Despite current legislation in healthcare law, shooting the messenger is still the general practice in medicine. Retaliation is often couched in legal defense of protecting patient confidentiality, and hospitals misuse HIPAA as a way to attack whistleblowers. But more effective to deter whistleblowing, hospitals maintain cultures of don’t talk or else.   Special Counsel Carolyn Lerner of the Office of Special Counsel, a whistleblower protection agency, has stated that 125 VA hospital employees have filed retaliation cases. Three of the whistleblowers she has represented are Dr.
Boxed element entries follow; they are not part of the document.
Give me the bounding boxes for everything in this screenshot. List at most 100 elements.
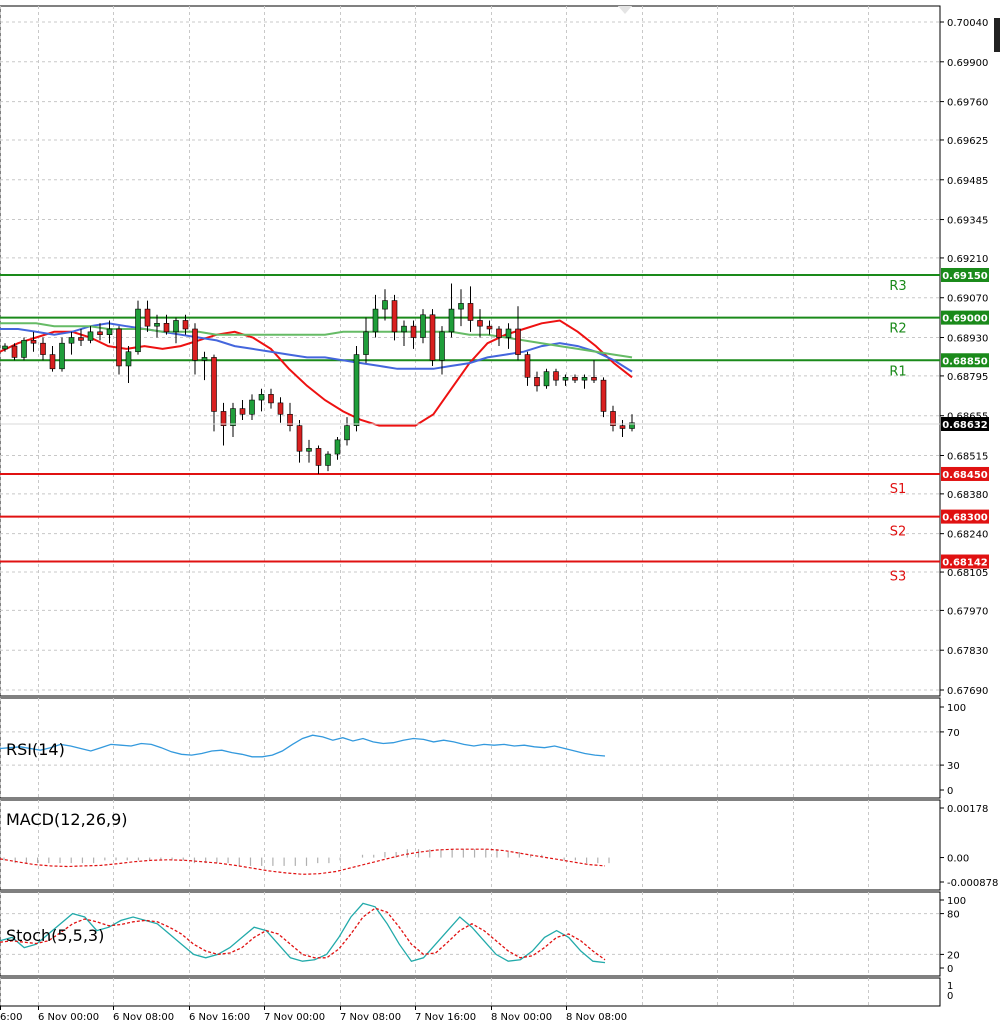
candle-body	[410, 325, 417, 338]
candle-body	[448, 308, 455, 333]
candle-body	[125, 351, 132, 367]
pivot-label-s1: S1	[890, 482, 907, 497]
empty-pane-tick-label: 1	[947, 981, 953, 992]
stoch-title: Stoch(5,5,3)	[6, 926, 104, 945]
rsi-tick-label: 0	[947, 786, 953, 797]
candle-body	[220, 411, 227, 426]
candle-body	[477, 320, 483, 327]
price-tick-label: 0.69345	[947, 216, 988, 227]
time-tick-label: 6 Nov 08:00	[113, 1012, 174, 1023]
price-pane[interactable]	[0, 5, 941, 697]
price-tick-label: 0.70040	[947, 18, 988, 29]
candle-body	[192, 328, 198, 361]
candle-body	[401, 325, 407, 333]
rsi-tick-label: 70	[947, 728, 960, 739]
candle-body	[211, 357, 217, 412]
price-axis: 0.70040 0.69900 0.69760 0.69625 0.69485 0.693…	[940, 18, 988, 697]
candle-body	[163, 323, 170, 333]
empty-pane[interactable]	[0, 977, 941, 1007]
stoch-tick-label: 100	[947, 896, 966, 907]
rsi-pane[interactable]	[0, 697, 941, 799]
time-tick-label: 7 Nov 16:00	[415, 1012, 476, 1023]
stoch-tick-label: 0	[947, 964, 953, 975]
candle-body	[543, 371, 550, 387]
rsi-tick-label: 30	[947, 761, 960, 772]
pivot-label-s2: S2	[890, 525, 907, 540]
candle-body	[296, 425, 303, 452]
candle-body	[239, 408, 246, 415]
pivot-price-box	[941, 267, 989, 282]
rsi-tick-label: 100	[947, 703, 966, 714]
candle-body	[600, 379, 607, 412]
candle-body	[135, 308, 141, 353]
stoch-d-line	[0, 907, 606, 961]
candle-body	[344, 425, 350, 441]
candle-body	[201, 357, 208, 361]
stoch-pane[interactable]	[0, 891, 941, 977]
price-tick-label: 0.68515	[947, 451, 988, 462]
pivot-price-box	[941, 509, 989, 524]
candle-body	[144, 308, 151, 327]
stoch-k-line	[0, 902, 606, 964]
current-price-box	[941, 417, 989, 431]
macd-tick-label: 0.00178	[947, 804, 988, 815]
macd-title: MACD(12,26,9)	[6, 810, 128, 829]
pivot-label-r1: R1	[889, 364, 906, 379]
candle-body	[59, 342, 65, 370]
pivot-price-tag: 0.68300	[942, 513, 988, 524]
candle-body	[496, 328, 502, 338]
candle-body	[363, 331, 369, 355]
price-tick-label: 0.69625	[947, 136, 988, 147]
candle-body	[21, 340, 27, 358]
candle-body	[420, 314, 426, 338]
chart-shift-marker[interactable]	[618, 6, 632, 14]
pivot-price-box	[941, 310, 989, 325]
candle-body	[2, 345, 8, 350]
candle-body	[154, 323, 160, 327]
candle-body	[182, 320, 189, 330]
candle-body	[287, 413, 293, 426]
candle-body	[429, 314, 436, 361]
price-tick-label: 0.69900	[947, 58, 988, 69]
rsi-indicator: 100 70 30 0	[0, 703, 966, 797]
candle-body	[391, 300, 398, 333]
macd-tick-label: 0.00	[947, 854, 969, 865]
candle-body	[334, 439, 341, 455]
price-tick-label: 0.67690	[947, 686, 988, 697]
macd-signal-line	[0, 848, 606, 875]
scroll-handle[interactable]	[994, 18, 1000, 52]
grid-lines	[0, 6, 940, 1006]
stoch-tick-label: 20	[947, 950, 960, 961]
pivot-label-s3: S3	[890, 570, 907, 585]
candle-body	[49, 354, 56, 370]
candle-body	[524, 354, 531, 378]
time-tick-label: 7 Nov 00:00	[264, 1012, 325, 1023]
candle-body	[591, 377, 597, 381]
time-tick-label: 8 Nov 00:00	[491, 1012, 552, 1023]
pivot-label-r2: R2	[889, 322, 906, 337]
candle-body	[619, 425, 626, 429]
candle-body	[553, 371, 559, 381]
macd-pane[interactable]	[0, 799, 941, 891]
candle-body	[40, 342, 46, 355]
candle-body	[372, 308, 379, 333]
time-axis: 6:00 6 Nov 00:00 6 Nov 08:00 6 Nov 16:00 7 N…	[0, 1005, 940, 1023]
pivot-price-tag: 0.69150	[942, 271, 988, 282]
price-tick-label: 0.69070	[947, 294, 988, 305]
pivot-price-tag: 0.69000	[942, 314, 988, 325]
moving-average-line	[0, 322, 633, 373]
price-tick-label: 0.68380	[947, 490, 988, 501]
candle-body	[458, 303, 464, 310]
rsi-line	[0, 734, 606, 758]
candle-body	[315, 448, 322, 466]
price-tick-label: 0.68795	[947, 372, 988, 383]
pivot-price-tag: 0.68142	[942, 558, 988, 569]
price-tick-label: 0.68105	[947, 568, 988, 579]
price-tick-label: 0.67830	[947, 646, 988, 657]
time-tick-label: 6:00	[0, 1012, 22, 1023]
pivot-price-box	[941, 353, 989, 368]
price-tick-label: 0.68240	[947, 530, 988, 541]
candle-body	[581, 377, 588, 381]
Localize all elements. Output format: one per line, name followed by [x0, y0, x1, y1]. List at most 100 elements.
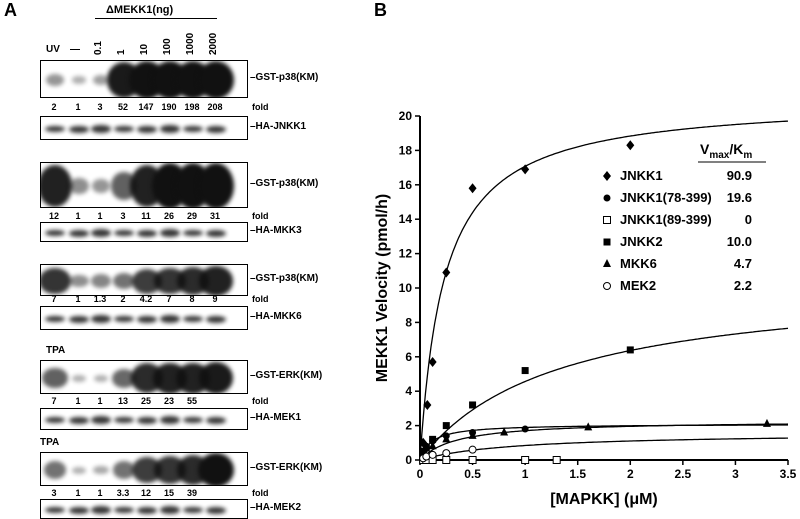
fit-curve-mkk6 — [419, 423, 789, 461]
legend-marker-mkk6 — [603, 259, 611, 267]
fold-word: fold — [252, 294, 269, 304]
x-tick-label: 0.5 — [464, 467, 481, 481]
fold-word: fold — [252, 396, 269, 406]
blot-band — [137, 125, 157, 133]
blot-band — [92, 74, 110, 86]
fold-value: 15 — [163, 488, 175, 498]
y-tick-label: 6 — [405, 350, 412, 364]
blot-band — [41, 267, 71, 295]
blot-band — [206, 315, 226, 323]
fold-value: 1 — [75, 102, 81, 112]
blot-band — [160, 229, 180, 237]
data-point-mek2 — [442, 449, 451, 458]
fit-curve-jnkk2 — [419, 327, 789, 461]
data-point-jnkk1-89-399 — [521, 456, 530, 464]
legend-header-sub: m — [743, 150, 752, 161]
data-point-mkk6 — [428, 441, 437, 450]
blot-band — [91, 229, 111, 237]
data-point-mkk6 — [500, 427, 509, 436]
fold-value: 7 — [166, 294, 172, 304]
lane-label: UV — [46, 44, 60, 55]
x-tick-label: 3 — [732, 467, 739, 481]
blot-band — [160, 416, 180, 424]
blot-band — [114, 230, 134, 236]
lane-label: 1000 — [185, 32, 196, 55]
legend-value-jnkk2: 10.0 — [727, 234, 752, 249]
legend-value-mek2: 2.2 — [734, 278, 752, 293]
y-tick-label: 0 — [405, 453, 412, 467]
x-tick-label: 1 — [522, 467, 529, 481]
fold-value: 11 — [141, 211, 151, 221]
fold-value: 9 — [212, 294, 218, 304]
fold-value: 2 — [120, 294, 126, 304]
fold-value: 39 — [186, 488, 198, 498]
legend-label-mkk6: MKK6 — [620, 256, 657, 271]
blot-band — [43, 461, 67, 479]
lane-label: 0.1 — [93, 41, 104, 55]
fold-value: 1 — [97, 211, 103, 221]
lane-label: — — [70, 44, 80, 55]
data-point-jnkk1 — [626, 140, 635, 151]
fold-value: 190 — [161, 102, 177, 112]
blot-band — [183, 417, 203, 423]
y-tick-label: 20 — [399, 109, 413, 123]
lane-label: 10 — [139, 43, 150, 55]
blot-image-kinase — [40, 116, 248, 140]
x-tick-label: 3.5 — [780, 467, 797, 481]
blot-image-kinase — [40, 306, 248, 330]
blot-band — [91, 506, 111, 514]
legend-value-jnkk1: 90.9 — [727, 168, 752, 183]
data-point-jnkk1 — [442, 267, 451, 278]
blot-image-substrate — [40, 60, 248, 98]
fold-value: 23 — [163, 396, 175, 406]
fold-value: 31 — [209, 211, 221, 221]
fold-value: 7 — [51, 294, 57, 304]
tpa-label: TPA — [46, 345, 66, 356]
fold-value: 7 — [51, 396, 57, 406]
fold-value: 1 — [97, 488, 103, 498]
blot-band — [45, 230, 65, 236]
fold-word: fold — [252, 488, 269, 498]
blot-label-substrate: –GST-p38(KM) — [250, 273, 319, 284]
data-point-mkk6 — [442, 434, 451, 443]
blot-band — [112, 272, 136, 290]
x-axis-title: [MAPKK] (μM) — [550, 491, 658, 508]
blot-band — [198, 61, 234, 97]
blot-image-kinase — [40, 499, 248, 519]
lane-label: 1 — [116, 49, 127, 55]
x-tick-label: 1.5 — [569, 467, 586, 481]
data-point-jnkk1-89-399 — [468, 456, 477, 464]
blot-band — [199, 266, 233, 295]
blot-band — [160, 315, 180, 323]
legend-value-mkk6: 4.7 — [734, 256, 752, 271]
blot-band — [114, 126, 134, 132]
blot-band — [137, 229, 157, 237]
blot-image-substrate — [40, 360, 248, 394]
blot-band — [137, 416, 157, 424]
lane-label: 2000 — [208, 32, 219, 55]
dmekk1-header: ΔMEKK1(ng) — [106, 4, 174, 16]
y-tick-label: 4 — [405, 384, 412, 398]
blot-band — [45, 507, 65, 513]
lane-label: 100 — [162, 38, 173, 55]
blot-band — [198, 361, 234, 393]
fold-value: 1 — [75, 211, 81, 221]
data-point-mek2 — [468, 445, 477, 454]
legend-label-jnkk1: JNKK1 — [620, 168, 663, 183]
blot-image-kinase — [40, 408, 248, 430]
blot-band — [45, 316, 65, 322]
fold-value: 2 — [51, 102, 57, 112]
blot-image-substrate — [40, 264, 248, 296]
fold-value: 12 — [140, 488, 152, 498]
blot-band — [183, 126, 203, 132]
fold-value: 198 — [184, 102, 200, 112]
data-point-jnkk1 — [521, 164, 530, 175]
fold-value: 147 — [138, 102, 154, 112]
fold-value: 3 — [51, 488, 57, 498]
data-point-jnkk2 — [422, 444, 430, 452]
blot-label-substrate: –GST-ERK(KM) — [250, 370, 323, 381]
blot-band — [112, 461, 136, 479]
blot-band — [91, 315, 111, 323]
data-point-jnkk1 — [428, 356, 437, 367]
blot-band — [69, 315, 89, 323]
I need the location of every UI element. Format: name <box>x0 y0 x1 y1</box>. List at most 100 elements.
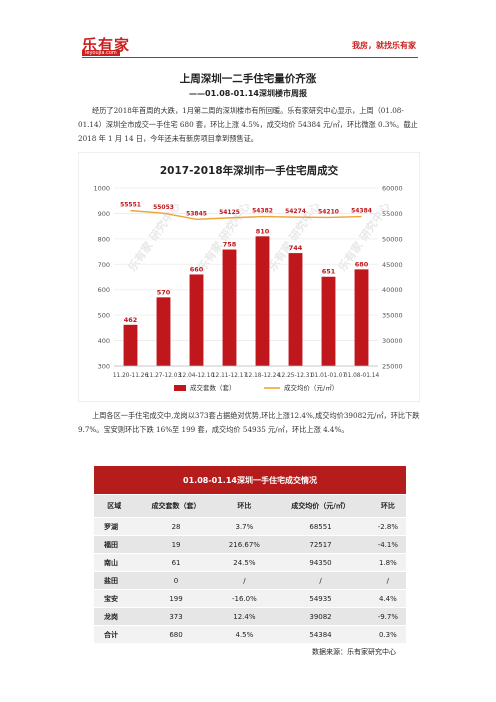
y-right-tick: 55000 <box>382 210 403 218</box>
table-cell: 54384 <box>271 625 370 644</box>
table-cell: -16.0% <box>217 589 272 608</box>
x-tick: 11.27-12.03 <box>146 373 182 379</box>
district-name: 罗湖 <box>94 517 135 536</box>
bar-label: 810 <box>256 227 270 235</box>
table-source: 数据来源：乐有家研究中心 <box>94 643 406 660</box>
table-cell: 3.7% <box>217 517 272 536</box>
legend-label: 成交套数（套） <box>190 383 236 392</box>
chart-title: 2017-2018年深圳市一手住宅周成交 <box>160 164 339 177</box>
table-cell: 68551 <box>271 517 370 536</box>
header-divider <box>82 57 418 58</box>
table-cell: / <box>271 571 370 590</box>
table-row: 宝安 199 -16.0% 54935 4.4% <box>94 589 406 608</box>
table-cell: 0 <box>134 571 218 590</box>
bar <box>156 297 171 366</box>
bar-label: 660 <box>190 265 204 273</box>
table-cell: 4.5% <box>217 625 272 644</box>
table-cell: 12.4% <box>217 607 272 626</box>
y-left-tick: 1000 <box>93 185 110 193</box>
x-tick: 12.18-12.24 <box>245 373 281 379</box>
table-cell: 24.5% <box>217 553 272 572</box>
bar <box>222 249 237 366</box>
bar-label: 758 <box>223 241 237 249</box>
table-cell: -9.7% <box>369 607 406 626</box>
bar-label: 744 <box>289 244 303 252</box>
bar <box>189 274 204 366</box>
paragraph-intro: 经历了2018年首周的大跌，1月第二周的深圳楼市有所回暖。乐有家研究中心显示，上… <box>78 106 418 143</box>
bar-label: 651 <box>322 268 336 276</box>
y-right-tick: 45000 <box>382 261 403 269</box>
bar-label: 680 <box>355 260 369 268</box>
line-label: 53845 <box>186 210 207 217</box>
logo-domain: leyoujia.com <box>82 50 120 56</box>
line-label: 55053 <box>153 204 174 211</box>
table-header-cell: 环比 <box>369 494 406 518</box>
bar <box>123 324 138 366</box>
table-header-cell: 成交均价（元/㎡） <box>271 494 370 518</box>
line-label: 54210 <box>318 208 339 215</box>
table-row: 罗湖 28 3.7% 68551 -2.8% <box>94 517 406 536</box>
table-cell: -2.8% <box>369 517 406 536</box>
y-left-tick: 300 <box>98 363 110 371</box>
y-right-tick: 40000 <box>382 286 403 294</box>
y-right-tick: 30000 <box>382 337 403 345</box>
article-title: 上周深圳一二手住宅量价齐涨 <box>179 73 317 85</box>
table-cell: / <box>217 571 272 590</box>
y-left-tick: 500 <box>98 312 110 320</box>
bar-label: 570 <box>157 288 171 296</box>
table-header-cell: 区域 <box>94 494 135 518</box>
y-left-tick: 600 <box>98 286 110 294</box>
x-tick: 12.04-12.10 <box>179 373 215 379</box>
table-cell: 373 <box>134 607 218 626</box>
table-row: 盐田 0// / <box>94 571 406 590</box>
table-cell: 0.3% <box>369 625 406 644</box>
table-cell: -4.1% <box>369 535 406 554</box>
x-tick: 11.20-11.26 <box>113 373 149 379</box>
table-cell: 19 <box>134 535 218 554</box>
line-label: 54125 <box>219 209 240 216</box>
table-cell: 39082 <box>271 607 370 626</box>
table-cell: 54935 <box>271 589 370 608</box>
legend-label: 成交均价（元/㎡） <box>284 383 338 392</box>
bar <box>255 236 270 366</box>
article-subtitle: ——01.08-01.14深圳楼市周报 <box>189 89 307 98</box>
table-cell: 1.8% <box>369 553 406 572</box>
line-label: 54382 <box>252 208 273 215</box>
y-right-tick: 25000 <box>382 363 403 371</box>
table-row: 龙岗 373 12.4% 39082 -9.7% <box>94 607 406 626</box>
district-table-container: 01.08-01.14深圳一手住宅成交情况 区域 成交套数（套） 环比 成交均价（元/… <box>94 466 406 660</box>
y-left-tick: 800 <box>98 235 110 243</box>
district-name: 南山 <box>94 553 135 572</box>
y-left-tick: 400 <box>98 337 110 345</box>
district-sales-table: 01.08-01.14深圳一手住宅成交情况 区域 成交套数（套） 环比 成交均价（元/… <box>94 466 406 660</box>
table-row: 福田 19 216.67% 72517 -4.1% <box>94 535 406 554</box>
table-cell: 680 <box>134 625 218 644</box>
table-cell: 61 <box>134 553 218 572</box>
table-cell: 28 <box>134 517 218 536</box>
district-name: 盐田 <box>94 571 135 590</box>
y-left-tick: 700 <box>98 261 110 269</box>
line-label: 54384 <box>351 208 372 215</box>
brand-slogan: 我房，就找乐有家 <box>352 41 416 50</box>
legend-swatch-bars <box>174 385 186 391</box>
brand-logo[interactable]: 乐有家 leyoujia.com <box>82 34 140 56</box>
page-header: 乐有家 leyoujia.com 我房，就找乐有家 <box>0 0 496 60</box>
logo-text: 乐有家 <box>82 36 131 54</box>
table-cell: 72517 <box>271 535 370 554</box>
district-name: 合计 <box>94 625 135 644</box>
x-tick: 12.25-12.31 <box>278 373 314 379</box>
district-name: 宝安 <box>94 589 135 608</box>
y-right-tick: 60000 <box>382 185 403 193</box>
table-cell: / <box>369 571 406 590</box>
table-row: 合计 680 4.5% 54384 0.3% <box>94 625 406 644</box>
table-row: 南山 61 24.5% 94350 1.8% <box>94 553 406 572</box>
table-cell: 94350 <box>271 553 370 572</box>
table-header-row: 区域 成交套数（套） 环比 成交均价（元/㎡） 环比 <box>94 494 406 518</box>
bar <box>321 276 336 366</box>
table-header-cell: 环比 <box>217 494 272 518</box>
bar-label: 462 <box>124 316 138 324</box>
y-left-tick: 900 <box>98 210 110 218</box>
district-name: 福田 <box>94 535 135 554</box>
line-label: 55551 <box>120 202 141 209</box>
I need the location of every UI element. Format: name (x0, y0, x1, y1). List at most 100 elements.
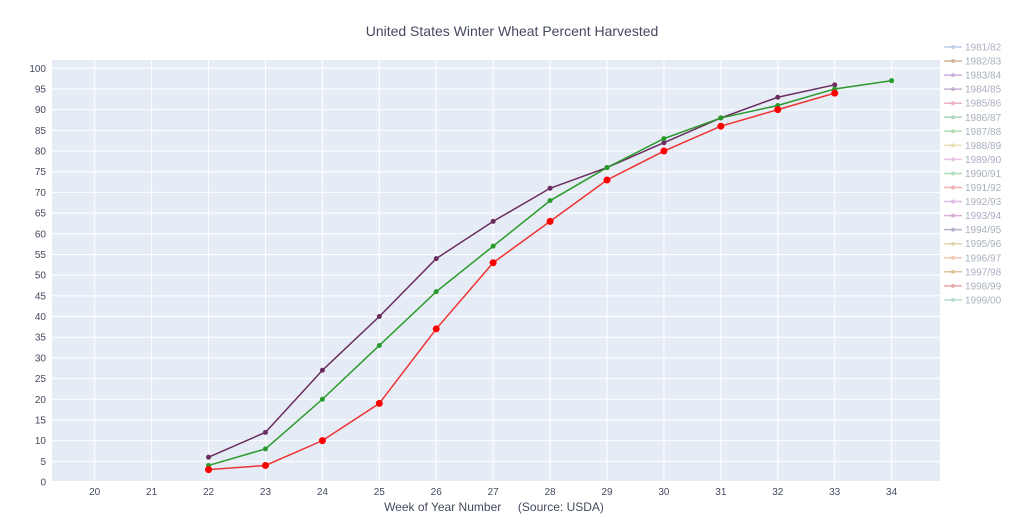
legend-label: 1983/84 (965, 71, 1002, 82)
data-point (489, 259, 497, 267)
x-tick-label: 25 (374, 487, 386, 498)
legend-item-1999-00[interactable]: 1999/00 (944, 295, 1002, 306)
y-tick-label: 95 (35, 84, 47, 95)
x-tick-label: 24 (317, 487, 329, 498)
legend-label: 1998/99 (965, 281, 1002, 292)
x-tick-label: 28 (545, 487, 557, 498)
data-point (433, 256, 439, 262)
data-point (774, 106, 782, 114)
y-tick-label: 90 (35, 105, 47, 116)
legend-label: 1992/93 (965, 197, 1002, 208)
legend-label: 1987/88 (965, 127, 1002, 138)
data-point (546, 217, 554, 225)
legend-item-1989-90[interactable]: 1989/90 (944, 155, 1002, 166)
series-20 (206, 82, 838, 460)
legend-label: 1993/94 (965, 211, 1002, 222)
x-tick-label: 20 (89, 487, 101, 498)
data-point (718, 115, 724, 121)
legend-item-1984-85[interactable]: 1984/85 (944, 85, 1002, 96)
x-tick-label: 23 (260, 487, 272, 498)
legend-label: 1995/96 (965, 239, 1002, 250)
series-line (208, 84, 835, 458)
legend-marker-swatch (951, 87, 955, 92)
legend-item-1985-86[interactable]: 1985/86 (944, 99, 1002, 110)
x-tick-label: 26 (431, 487, 443, 498)
y-tick-label: 45 (35, 291, 47, 302)
y-tick-label: 80 (35, 147, 47, 158)
data-point (376, 342, 382, 348)
legend-marker-swatch (951, 157, 955, 162)
x-tick-label: 21 (146, 487, 158, 498)
legend-label: 1990/91 (965, 169, 1002, 180)
grid (52, 60, 940, 483)
series-22 (205, 89, 839, 474)
legend-marker-swatch (951, 227, 955, 232)
legend-marker-swatch (951, 199, 955, 204)
data-point (547, 185, 553, 191)
legend-item-1982-83[interactable]: 1982/83 (944, 57, 1002, 68)
data-point (661, 140, 667, 146)
legend-marker-swatch (951, 45, 955, 49)
legend-marker-swatch (951, 171, 955, 176)
legend-label: 1996/97 (965, 253, 1002, 264)
y-tick-label: 40 (35, 312, 47, 323)
legend-item-1996-97[interactable]: 1996/97 (944, 253, 1002, 264)
y-tick-label: 10 (35, 436, 47, 447)
y-tick-label: 70 (35, 188, 47, 199)
legend-item-1995-96[interactable]: 1995/96 (944, 239, 1002, 250)
x-tick-label: 33 (829, 487, 841, 498)
x-tick-label: 31 (715, 487, 727, 498)
legend-marker-swatch (951, 185, 955, 190)
legend-marker-swatch (951, 115, 955, 120)
data-point (205, 466, 213, 474)
data-point (318, 437, 326, 445)
legend-item-1998-99[interactable]: 1998/99 (944, 281, 1002, 292)
data-point (490, 243, 496, 249)
legend-label: 1994/95 (965, 225, 1002, 236)
data-point (262, 429, 268, 435)
legend-label: 1988/89 (965, 141, 1002, 152)
legend-item-1992-93[interactable]: 1992/93 (944, 197, 1002, 208)
series-21 (206, 78, 895, 468)
legend-marker-swatch (951, 269, 955, 274)
legend-item-1991-92[interactable]: 1991/92 (944, 183, 1002, 194)
legend-marker-swatch (951, 143, 955, 148)
legend-label: 1985/86 (965, 99, 1002, 110)
data-point (889, 78, 895, 84)
legend-item-1993-94[interactable]: 1993/94 (944, 211, 1002, 222)
x-tick-label: 30 (658, 487, 670, 498)
y-tick-label: 0 (40, 478, 46, 489)
data-point (831, 89, 839, 97)
legend-item-1990-91[interactable]: 1990/91 (944, 169, 1002, 180)
y-tick-label: 65 (35, 209, 47, 220)
series-line (208, 92, 835, 471)
legend-item-1986-87[interactable]: 1986/87 (944, 113, 1002, 124)
legend-marker-swatch (951, 241, 955, 246)
legend-item-1988-89[interactable]: 1988/89 (944, 141, 1002, 152)
y-tick-label: 75 (35, 167, 47, 178)
x-tick-label: 32 (772, 487, 784, 498)
legend-label: 1999/00 (965, 295, 1002, 306)
legend-marker-swatch (951, 73, 955, 78)
data-point (604, 165, 610, 171)
series-group (205, 78, 895, 474)
chart-title: United States Winter Wheat Percent Harve… (366, 23, 659, 39)
data-point (717, 122, 725, 130)
legend-marker-swatch (951, 59, 955, 64)
data-point (376, 314, 382, 320)
x-axis-label: Week of Year Number (Source: USDA) (384, 500, 604, 514)
data-point (661, 136, 667, 142)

Katherine Mitchell, Paula Pedene and Damian Reese. Mitchell reported understaffing and inadequate training of staff in the emergency department at the Phoenix hospital and was removed from her position as the co-director of the emergency care. Pedene, formerly the hospital chief spokesperson, was re-assigned to a job in a windowless basement office after she reported financial mismanagement in Phoenix. Reese complained about the data manipulation that covered up delays in care; he was given a negative performance review. Lerner stated in a PBS report, (September 29, 2014,) “Dr. Mitchell, Ms. Pedene and Mr. Reese followed their consciences and reported wrongdoing, and their efforts have improved care and accountability at the VA,”

The recent British National Health Service report on whistleblowing, Freedom to Speak Up? (February 2015,) by Sir Robert Francis QC, documented the retaliation that was mounted against staff in hospitals for reporting systemic problems, incompetence and medical errors that impacted patient safety. The report includes recommendations for a shift in culture to not only protect but value whistleblowers, and zero tolerance for retaliation.

Like whistleblowers in other fields, most healthcare whistleblowers say they would do it again even knowing what the consequences would be. Why would they engage in such high-risk behavior? A 2011 National Business Ethics report states that most whistleblowers are very committed to their workplace and they have been successful performers. An article by Vicki D. Lachman, Whistleblowers: Trouble Makers or Virtuous Nurses? (MEDSURG Nursing, April 2008,) bases whistleblowing in healthcare as driven by the ethics of the duty to tell the truth, the standards of professionalism (nursing Code of Ethics,) virtue, and that inexplicable courage that causes an individual to jump into harm’s way to safe the life of another. She also states that, “They (whistleblowers) are above average performers committed to the organization with a strong belief in moral principles.” Lachman however notes the potential retaliation:  “The list of negative consequences to whistleblowers seems endless: broken promises to fix the problem, disillusionment, isolation, humiliation, formation of an “anti-you” group, loss of job, questioning of the whistleblower’s mental health, vindictive tactics to make the individual’s work more difficult and/or insignificant, assassination of character, formal reprimand, and difficult court proceedings.”

The victimization of patients and the victimization of people on the inside of healthcare trying to save lives cannot be ignored. These tragedies are deserving of a hard look at where the bodies are buried, who is causing these deaths, and what needs to be done to protect whistleblowers so that when we access medical care we are not inadvertently boarding a plane destined to crash and burn.